Radiation-induced skin injury or radiation dermatitis is another noticeable side effect seen during radiotherapy. A serious skin reaction can limit the duration and dose of radiation that can be delivered to the patient. Sun et al. reported that the culture supernatant collected from WJ-MSC could be used for the treatment of radiation dermatitis in rats in the form of hydrogels [88•]. The radiation-induced skin injury in rat model was created by exposing to localized radiation dose of 40 Gy in an area of 2 × 2 cm for 25 min. A total of 200 μl of MSC-CM-hydrogel was pipetted onto the radiation wound every 2 days for 8 weeks. The protective and regenerative action was shown to be dependent on secreted factors that increase angiogenesis, regenerate sebaceous glands, and promote cell division in endothelial cells. The conditioned medium from WJ-MSC also accelerated scar-free wound healing quality. These findings point towards an urgent need for optimization and benchmarking of the method of isolation and preservation of conditioned media from WJ-MSCs for possible use as a therapeutic agent for treatment of radiation induced dermatitis [88•].

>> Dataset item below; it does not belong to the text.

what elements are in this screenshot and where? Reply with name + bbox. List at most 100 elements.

In order to translate the radioprotective effects of WJ-MSCs to a large-scale mass exposure scenario involving hundreds of thousands of individuals, WJ-MSCs need to be sourced from normal volunteers, expanded, and cryo-banked well in advance. These cells can then be thawed and transfused at point of care in eligible individuals. Furthermore, the WJ-MSC conditioned media which offered significant therapeutic radioprotection can be easily stored at −80°C in large quantity and can also be administered to large number of individuals exposed to IR. However, extensive preclinical research is required before these approaches can be approved as a viable radiation countermeasure.

Conclusions

This review provides recent insights about the utility of WJ-MSCs vis-a-vis other MSCs from adult tissues for treatment of acute radiation toxicity. The ease of isolation, wide differentiation potential, and immuno-modulatory nature and trivial ethical concerns make WJ-MSCs ideal for allogeneic and xenogeneic transplantation to treat various diseases and disorders. Exposure to radiation leads to acute radiation syndromes which involve damage to hematopoietic, gastrointestinal, and neurovascular systems. WJ-MSCs protect mice from radiation-induced mortality via secretion of cyto-protective cytokines like G-CSF, IL-6, and the protection is dependent on Nrf-2 of the host. Conditioned medium of WJ-MSCs also protects mice against radiation-induced mortality and it protects rats against radiation dermatitis. CXCR4 overexpressing WJ-MSCs protect mice against radiation-induced lung injury by decreasing the expression of SDF-1, TGF-β1, α-SMA, and collagen I. These findings highlight the utility of WJ-MSCs in mitigating acute radiation syndromes. However, extensive studies need be carried out to elucidate the mechanism of action and also to further expand the window of protection beyond 24h. The optimization of dose, duration, and frequency of WJ-MSCs transplantation and preserving stemness during in vitro expansion will be important for translation of preclinical findings to successful clinical trials. Furthermore, unraveling the detailed mechanisms responsible for WJ-MSCs mediated tissue regeneration and demonstration of their safety and efficacy in non-human primates will expedite the prospects of their use in patients.